Les prix du GNL sur le marché européen se situent actuellement autour de 43 € par mégawattheure, un niveau 30 % plus élevé qu’à la même période l’an dernier. Cette hausse reflète la rareté de l’offre et les tensions géopolitiques persistantes. Si les températures chutent cet hiver, l’Europe pourrait se retrouver dans une situation critique : des stocks insuffisants pour répondre à la demande obligeraient les pays à acheter du gaz en urgence sur les marchés spots, où les prix exploseraient immanquablement.

« Le risque est réel de devoir payer le prix fort pour attirer les cargaisons disponibles », souligne un analyste du secteur, cité par BFM Business. Une perspective d’autant plus inquiétante que les stocks actuels ne couvriraient probablement pas une demande soutenue en cas de vague de froid prolongée.

« Les niveaux de stockage actuels exposent l’Europe à un risque d’achats très coûteux en fin d’année, surtout si les températures deviennent rigoureuses. »

— Un porte-parole de Wood Mackenzie, cité par le Financial Times

Un contexte géopolitique toujours tendu

Le blocage du détroit d’Ormuz, situé entre le golfe Persique et le golfe d’Oman, est un enjeu stratégique majeur. Ce détroit concentre près de 20 % du commerce mondial de pétrole et une part significative des exportations de GNL qatari. Son obstruction — qu’elle soit volontaire ou accidentelle — peut avoir des répercussions immédiates sur les prix de l’énergie en Europe, déjà fragilisée par la réduction de ses approvisionnements en gaz russe.

Depuis 2022, l’UE a accéléré sa diversification énergétique, réduisant sa dépendance au gaz russe au profit de livraisons de GNL en provenance des États-Unis, du Qatar ou de l’Afrique. Pourtant, ces efforts ne suffisent pas à compenser la baisse de l’offre et les perturbations logistiques actuelles.

Et maintenant ?

Les prochains mois seront déterminants pour évaluer l’impact réel de ces tensions sur les stocks hivernaux.

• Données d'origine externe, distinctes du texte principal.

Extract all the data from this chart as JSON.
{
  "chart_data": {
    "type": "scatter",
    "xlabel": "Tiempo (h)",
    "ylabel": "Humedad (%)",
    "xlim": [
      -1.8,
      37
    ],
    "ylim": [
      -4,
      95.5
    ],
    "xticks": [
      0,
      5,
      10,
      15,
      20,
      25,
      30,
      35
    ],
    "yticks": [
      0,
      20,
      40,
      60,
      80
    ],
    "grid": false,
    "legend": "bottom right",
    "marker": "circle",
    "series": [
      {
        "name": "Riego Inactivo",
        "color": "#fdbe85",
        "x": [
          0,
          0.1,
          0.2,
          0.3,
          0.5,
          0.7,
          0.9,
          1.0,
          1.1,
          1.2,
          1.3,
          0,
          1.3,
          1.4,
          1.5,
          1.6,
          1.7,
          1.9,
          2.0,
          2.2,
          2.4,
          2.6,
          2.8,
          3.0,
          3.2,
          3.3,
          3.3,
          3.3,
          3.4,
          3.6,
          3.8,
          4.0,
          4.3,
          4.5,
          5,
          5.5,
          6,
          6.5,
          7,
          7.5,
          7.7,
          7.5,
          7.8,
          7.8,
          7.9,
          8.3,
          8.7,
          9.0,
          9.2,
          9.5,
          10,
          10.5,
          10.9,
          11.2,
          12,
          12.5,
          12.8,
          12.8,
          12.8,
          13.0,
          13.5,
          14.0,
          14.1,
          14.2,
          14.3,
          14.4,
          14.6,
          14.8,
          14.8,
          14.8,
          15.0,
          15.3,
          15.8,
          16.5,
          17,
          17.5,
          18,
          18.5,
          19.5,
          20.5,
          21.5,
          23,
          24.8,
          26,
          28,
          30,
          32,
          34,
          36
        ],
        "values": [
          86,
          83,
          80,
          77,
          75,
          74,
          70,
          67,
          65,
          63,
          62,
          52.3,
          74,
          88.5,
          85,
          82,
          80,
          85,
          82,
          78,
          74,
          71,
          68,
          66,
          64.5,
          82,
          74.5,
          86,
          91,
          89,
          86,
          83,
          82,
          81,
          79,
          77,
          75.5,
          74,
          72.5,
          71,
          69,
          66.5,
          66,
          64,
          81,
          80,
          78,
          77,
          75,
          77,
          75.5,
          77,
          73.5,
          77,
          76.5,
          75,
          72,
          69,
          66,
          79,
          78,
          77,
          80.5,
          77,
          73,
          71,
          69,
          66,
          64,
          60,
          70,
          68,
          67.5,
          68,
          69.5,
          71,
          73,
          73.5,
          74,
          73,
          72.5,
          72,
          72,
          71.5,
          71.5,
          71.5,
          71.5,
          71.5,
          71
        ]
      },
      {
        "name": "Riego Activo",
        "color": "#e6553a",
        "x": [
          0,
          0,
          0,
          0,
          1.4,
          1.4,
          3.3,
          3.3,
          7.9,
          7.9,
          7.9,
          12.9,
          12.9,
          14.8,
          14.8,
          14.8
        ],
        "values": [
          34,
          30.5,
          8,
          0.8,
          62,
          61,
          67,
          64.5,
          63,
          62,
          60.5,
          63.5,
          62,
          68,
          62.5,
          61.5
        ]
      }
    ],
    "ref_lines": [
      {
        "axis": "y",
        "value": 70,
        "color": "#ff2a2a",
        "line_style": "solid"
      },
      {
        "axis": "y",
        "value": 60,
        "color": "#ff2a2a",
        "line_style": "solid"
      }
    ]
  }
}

Les gestionnaires de réseaux de transport de gaz en Europe, comme GIE, devraient publier des mises à jour régulières sur l’état des réserves. Par ailleurs, la Commission européenne pourrait accélérer les discussions sur des mécanismes de solidarité entre États membres pour mutualiser les risques en cas de crise.

Côté approvisionnement, l’UE mise sur une augmentation des livraisons de GNL en provenance des États-Unis et du Qatar d’ici la fin de l’année. Cependant, ces volumes dépendront de la stabilité du détroit d’Ormuz et de la capacité des infrastructures portuaires européennes à absorber des volumes supplémentaires.

En définitive, l’hiver 2026-2027 s’annonce comme une période de forte vigilance pour les Européens, tant sur le plan énergétique qu’économique. La combinaison d’un approvisionnement incertain, de prix élevés et d’une demande potentiellement accrue en cas de grand froid pourrait peser sur le pouvoir d’achat des ménages et la compétitivité des industries.

En cas de pénurie, l’Europe pourrait recourir à des mécanismes de solidarité entre États membres, augmenter ses importations de GNL en provenance des États-Unis ou du Qatar, ou encore relancer temporairement certaines centrales à charbon. Les États pourraient aussi encourager des économies d’énergie chez les ménages et les industries pour limiter la demande.

Le détroit d’Ormuz est une route maritime incontournable pour les exportations de gaz naturel liquéfié (GNL) en provenance du Qatar, l’un des principaux fournisseurs de l’Europe. Toute perturbation dans cette zone — qu’elle soit due à un conflit, à un accident ou à une décision politique — peut entraîner des retards de livraison, une hausse des prix et une pression accrue sur les stocks européens.